Being Bi-polar (from first principles)
Start with something simple: life pulls you in more than one direction.
You want to belong, and you also want to be free.
You want to love, and you also want to protect yourself.
You want to speak, and you also want to stay safe.
That “two directions” reality is not a bug. It’s the basic shape of being human.
1) What “polarity” means
A pole is a direction of force.
If you imagine your inner life like a compass, a pole is one strong arrow:
- toward something (approach)
- away from something (avoid)
Most real situations generate both arrows at once.
Example:
You want to call someone you miss (toward)
but you’re afraid of being rejected (away)
That’s polarity: two real forces, at the same time.
2) The mistake people make: forcing one answer
People often demand a single label:
- “Do you love them or not?”
- “Are you okay or not?”
- “Are you sure or not?”
- “Is this good or bad?”
But a lot of the time the honest answer is:
“Both forces exist.”
If you force a single answer, you don’t become clearer — you become less truthful. You pick one pole to show, and you hide the other pole. The hidden pole doesn’t vanish. It accumulates.
3) So what does “bi-polar” mean in first principles terms?
In the structural sense (not as a clinical diagnosis), being bi-polar means:
You often experience two strong, opposite forces at once, and your life depends on how well they are regulated.
It’s not “two personalities.”
It’s not “random flipping.”
It’s not “being fake.”
It’s a system with two active channels.
4) A clean model: two channels
Let’s give the two forces names:
- p = the “toward” force (yes, love, attachment, build, join)
- n = the “away” force (no, caution, boundary, protect, separate)

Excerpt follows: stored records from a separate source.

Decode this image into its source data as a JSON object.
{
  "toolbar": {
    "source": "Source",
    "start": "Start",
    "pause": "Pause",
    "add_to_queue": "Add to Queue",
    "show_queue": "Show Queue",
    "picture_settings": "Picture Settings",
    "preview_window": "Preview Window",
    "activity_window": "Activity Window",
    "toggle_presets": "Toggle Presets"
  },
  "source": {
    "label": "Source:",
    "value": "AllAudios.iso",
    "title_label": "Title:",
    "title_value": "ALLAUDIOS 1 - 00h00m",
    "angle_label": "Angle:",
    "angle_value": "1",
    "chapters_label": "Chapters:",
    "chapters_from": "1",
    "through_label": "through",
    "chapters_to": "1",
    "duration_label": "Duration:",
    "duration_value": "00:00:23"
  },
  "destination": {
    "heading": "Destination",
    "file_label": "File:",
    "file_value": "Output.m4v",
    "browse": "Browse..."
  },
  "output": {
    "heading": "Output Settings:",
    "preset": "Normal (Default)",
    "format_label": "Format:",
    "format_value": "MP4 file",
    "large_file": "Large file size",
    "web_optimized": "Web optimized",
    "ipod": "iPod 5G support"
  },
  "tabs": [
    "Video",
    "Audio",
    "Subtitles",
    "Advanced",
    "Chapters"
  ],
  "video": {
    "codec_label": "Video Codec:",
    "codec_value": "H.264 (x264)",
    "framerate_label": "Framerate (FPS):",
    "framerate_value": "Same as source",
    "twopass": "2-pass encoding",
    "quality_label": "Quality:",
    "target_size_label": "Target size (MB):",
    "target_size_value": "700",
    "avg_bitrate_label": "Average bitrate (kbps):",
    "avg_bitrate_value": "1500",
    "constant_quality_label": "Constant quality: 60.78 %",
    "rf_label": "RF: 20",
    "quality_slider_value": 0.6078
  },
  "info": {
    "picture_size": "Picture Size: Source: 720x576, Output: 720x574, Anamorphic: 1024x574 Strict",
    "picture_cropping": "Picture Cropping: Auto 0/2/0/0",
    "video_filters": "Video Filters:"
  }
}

Now your inner state can be represented as a pair:
x = (p, n)
This immediately explains something normal language struggles with:
- You can have high love and high fear at the same time.
- You can have high commitment and high reluctance at the same time.
5) Two different kinds of “zero”
In ordinary thinking, people treat “zero” as one thing. But in this two-channel model there are two kinds of zero-like states:
Empty zero:
(0,0)
Nothing pulling you either way.
Balanced zero (charged neutrality):
(t,t)
Two forces pulling equally hard in opposite directions. Net effect looks like “no movement,” but internally it can be intense.
This matters because many people say “I’m fine” when they’re actually in a balanced zero state: outwardly still, inwardly loaded.
6) Regulation: the whole game
If polarity exists, the question becomes:
Do you regulate it, or does it regulate you?
Regulation means:
- you can feel both forces without being forced into extremes
- you can choose action without denying what you feel
- you can set boundaries without killing love
- you can love without turning it into possession
Unregulated polarity tends to break in two common directions:
- Too much p without n: you over-give, fuse, chase, burn out, possess.
- Too much n without p: you withdraw, numb out, isolate, cut ties, go cold.
Regulated polarity sounds like:
- “I care about you and I need a boundary.”
- “I want this and I’m afraid.”
- “I can stay connected and still remain myself.”
That “and” is maturity. It’s not indecision. It’s honesty plus control.
7) Why some people get called “bi-polar”
In everyday life, people label others “bi-polar” when they notice:
- big swings
- intense contradictions
- unpredictable-seeming shifts
Sometimes that’s unfair and ignorant.
Sometimes it points to real suffering.
Sometimes it’s simply a person with high internal polarity and low support.
Two important truths can coexist here:
- Polarity is normal. Everyone has it.
- Some people experience it so strongly, or regulate it so poorly, that it becomes dangerous or disabling.
8) Clinical note (so we don’t get sloppy)
Bipolar disorder is a specific medical condition involving episodes of depression and mania/hypomania. If someone suspects that, it’s worth talking to a clinician — because it’s not just “moods,” it can be life-altering, and treatment can help.
But the structural idea we’re using here is broader:
polarity as a basic feature of complex inner life, and regulation as the skill of living with it.
9) The crux
Being bi-polar, from first principles, is:
- Two real forces can be present at once.
- You can’t reduce them to one simple label without lying.
- The goal isn’t to delete a pole.
- The goal is regulation: holding both poles in a stable unity that can endure.
And that’s the punchline:
A healthy life is not a life without polarity.
A healthy life is a life where polarity is regulated into coherence.